That Shepard handles the men's burgeoning concerns about life, the universe, and everything with grace and comedy is not surprising. Nor, ultimately, is the play itself, which tries to make a show of being unpredictable, but never sets its sights much higher than being a feel-good buddy flick for and about the over-60 crowd. But no matter: Both the play and Jimmy Fay's Abbey Theatre production of it, which just opened at the Atlantic Theater Company, are so finely wrought that even the familiar can shine as brightly as a full... well, you know.
Ames (Stephen Rea) and Byron (Seán McGinley), however, are dim about women: what they want, what they need, and (especially) how to live without them once they're gone. Byron's arrived at Ames's secluded country retreat following the breakup of Ames's marriage due to a passing infidelity; Byron's separated from his wife, too, for darker reasons. The men have been friends for decades, sharing the comings and goings of their various flings and flames, an addictive distate for the mysteries women thrust upon them, and a fondness for bourbon.
All these elements - plus a combative ceiling fan - play crucial roles in Shepard's sharp-eyed exploration of smart men behaving stupidly. Though the ostensible pilot light for the action is male-female romance, and that doesn't lack impact (especially in a moving late speech by Byron about the aftermath of his marriage), far more bracing is the men's relationship with each other. It swerves between caustic, violent, brotherly, and soul-mate searing, often within a single exchange as the two try to discover who they are and what brought them here.
Shepard posits many tasty ideas - Byron and Ames are two halves of a single existence (Byron seems to have magically experienced many crucial moments in Ames's life), they're considered thinkers one moment and gun-toting animals (let's just say things don't end well for that fan) - but settles on the notion that they, like all men, can't be easily defined. Most germane is their burning curiosity to evolve beyond creatures who just look at the moon, but they're both married to the understanding that they probably can't.

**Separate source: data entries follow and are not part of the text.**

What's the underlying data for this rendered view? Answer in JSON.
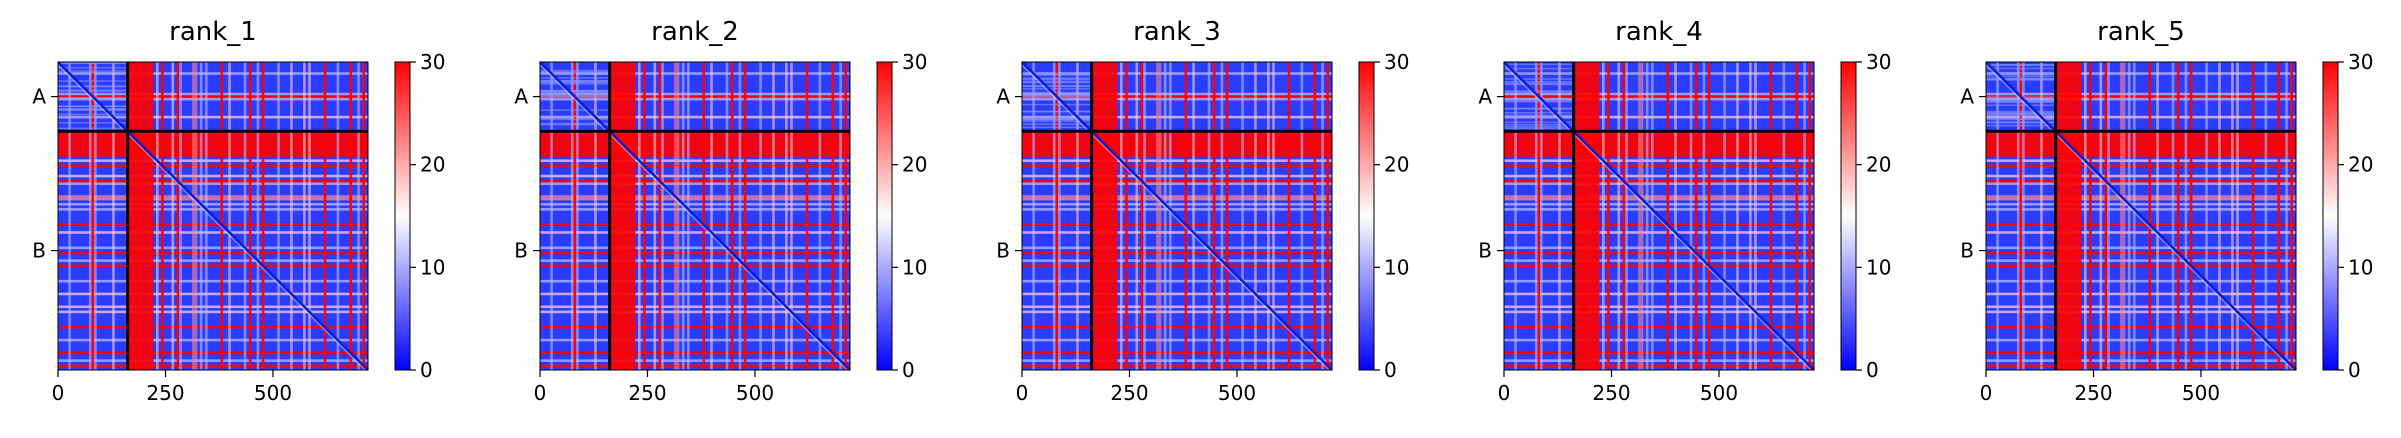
{
  "chart_data": {
    "type": "heatmap",
    "colormap": "bwr",
    "value_range": [
      0,
      30
    ],
    "colorbar_ticks": [
      0,
      10,
      20,
      30
    ],
    "x_ticks": [
      0,
      250,
      500
    ],
    "x_range": [
      0,
      721
    ],
    "y_ticks": [
      "A",
      "B"
    ],
    "chains": [
      {
        "name": "A",
        "start": 0,
        "end": 162
      },
      {
        "name": "B",
        "start": 162,
        "end": 721
      }
    ],
    "panels": [
      {
        "title": "rank_1"
      },
      {
        "title": "rank_2"
      },
      {
        "title": "rank_3"
      },
      {
        "title": "rank_4"
      },
      {
        "title": "rank_5"
      }
    ]
  }
}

Rea and McGillin are an electric pairing, the former's rough-and-ready brashness a pungent alternative to the latter's low-key common sense. But both convince utterly as world-weary dopes at the end of their chains, with each facing the possibility (in a different, debilitating way) that their preferred companionship is gone and they might have to spend the rest of their lives with (gasp) each other.
Fay's direction is to-the-point forceful, surging as steadily as a high tide during a storm, and Brien Vahey's dilapidated shack set and Paul Keogan's light flesh out the boundaries of an equally unsteady world. But it's Shepard, Rea, and McGillin who most severely illuminate the shadowy interiors of men who'd prefer to remain enigmas, living and loving without fear of the consequences. That won't stop the inevitable from arriving, of course, but it may make it easier to cope with once it does.
Or maybe not. Ages of the Moon reminds that men, believe it or not, have feelings, too, and even if they can't be understood by women - or understand them in return - they're as driving a force as the moon itself has been since the beginning of time. Shepard stops just short of declaring which he and his characters feel is the more mysterious, but Ages of the Moon makes the journey to that inconclusive conclusion at least as enjoyable and enlightening as a night spent stargazing.